Al hablar se despegan sus labios hinchados con dificultad.

—Nada más que unos pasos —contesta el otro, tan correcto como antes—, hasta aquella puerta.

Al mismo tiempo señala con el paraguas la puerta al sur. Hace ademán de volverse para seguir caminando, pero el novio le sujeta.

—Perdone —logra articular con esfuerzo—, ¿a dónde, en este momento lo he olvidado, a dónde vamos en realidad?

—A reunirnos con su novia, señor mío —explica el otro y se nota que ya ha tenido que dar esa respuesta a menudo. Recalca cada sílaba y habla en voz alta como si se dirigiese a un sordo o a un tonto—. Le llevo a la habitación de su novia.

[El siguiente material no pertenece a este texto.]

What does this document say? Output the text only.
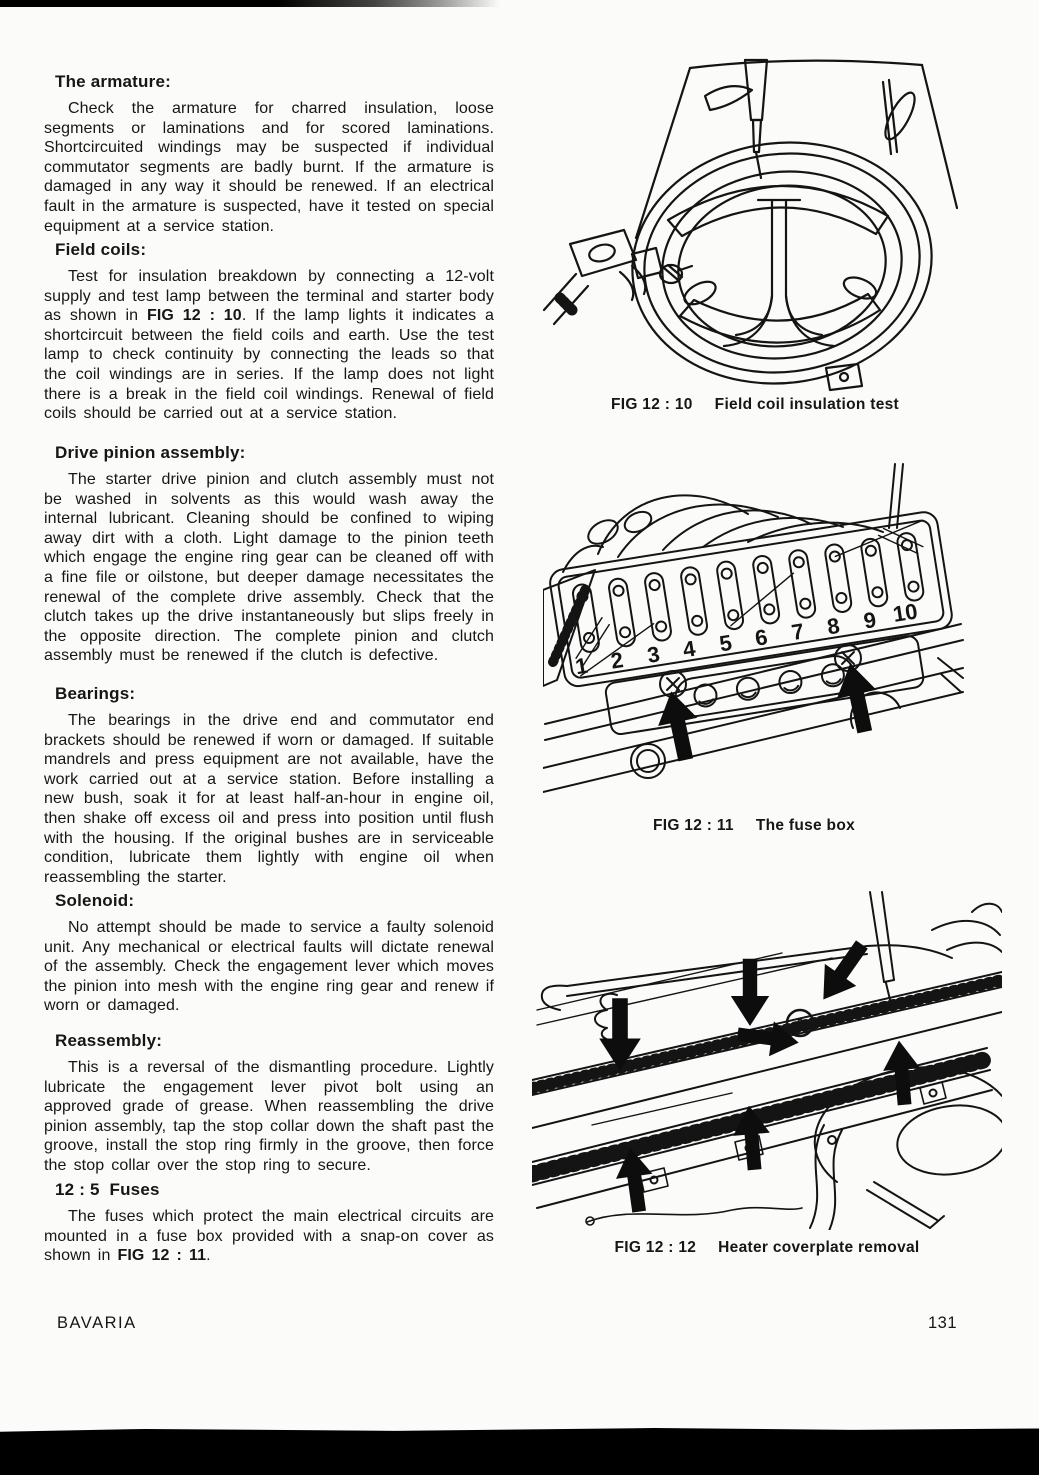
The armature:

Check the armature for charred insulation, loose segments or laminations and for scored laminations. Shortcircuited windings may be suspected if individual commutator segments are badly burnt. If the armature is damaged in any way it should be renewed. If an electrical fault in the armature is suspected, have it tested on special equipment at a service station.

Field coils:

Test for insulation breakdown by connecting a 12-volt supply and test lamp between the terminal and starter body as shown in FIG 12 : 10. If the lamp lights it indicates a shortcircuit between the field coils and earth. Use the test lamp to check continuity by connecting the leads so that the coil windings are in series. If the lamp does not light there is a break in the field coil windings. Renewal of field coils should be carried out at a service station.

Drive pinion assembly:

The starter drive pinion and clutch assembly must not be washed in solvents as this would wash away the internal lubricant. Cleaning should be confined to wiping away dirt with a cloth. Light damage to the pinion teeth which engage the engine ring gear can be cleaned off with a fine file or oilstone, but deeper damage necessitates the renewal of the complete drive assembly. Check that the clutch takes up the drive instantaneously but slips freely in the opposite direction. The complete pinion and clutch assembly must be renewed if the clutch is defective.

Bearings:

The bearings in the drive end and commutator end brackets should be renewed if worn or damaged. If suitable mandrels and press equipment are not available, have the work carried out at a service station. Before installing a new bush, soak it for at least half-an-hour in engine oil, then shake off excess oil and press into position until flush with the housing. If the original bushes are in serviceable condition, lubricate them lightly with engine oil when reassembling the starter.

Solenoid:

No attempt should be made to service a faulty solenoid unit. Any mechanical or electrical faults will dictate renewal of the assembly. Check the engagement lever which moves the pinion into mesh with the engine ring gear and renew if worn or damaged.

Reassembly:

This is a reversal of the dismantling procedure. Lightly lubricate the engagement lever pivot bolt using an approved grade of grease. When reassembling the drive pinion assembly, tap the stop collar down the shaft past the groove, install the stop ring firmly in the groove, then force the stop collar over the stop ring to secure.

12 : 5  Fuses

The fuses which protect the main electrical circuits are mounted in a fuse box provided with a snap-on cover as shown in FIG 12 : 11.

FIG 12 : 10 Field coil insulation test
1 2 3 4 5 6 7 8 9 10
FIG 12 : 11 The fuse box
A
FIG 12 : 12 Heater coverplate removal
BAVARIA	131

El novio le mira un rato fijamente con la boca abierta, luego se da con la mano en la frente y se ríe precipitadamente, como si quisiera disculparse. Esboza una sonrisa mientras dice:

—Cuando hayamos llegado a su casa todo estará en orden, ¿verdad? ¿No me pondrá peros, sólo porque ya no estoy tan bien vestido? Es todo por ella, supongo que lo comprenderá. Lo que he padecido la convencerá del amor que siento por ella. Me creerá, de eso estoy seguro. Me recibirá con los, brazos abiertos.

—Cuando hayamos llegado a su casa —constata el otro objetivamente.

—Claro, claro —murmura el novio—, será pronto, muy pronto. Por eso he escogido el camino directo desde aquella puerta de allí atrás a esta puerta de ahí delante. El camino directo es el más corto, ¿verdad? Eso lo saben hasta los niños.

—No —dice el otro, inexpresivo—, no en la habitación del mediodía. Se lo dije desde el principio, pero usted no quería creerlo. Cualquier rodeo hubiese sido más corto. Usted ni siquiera me escuchó. Y ahora es demasiado tarde. Ya hemos ido demasiado lejos.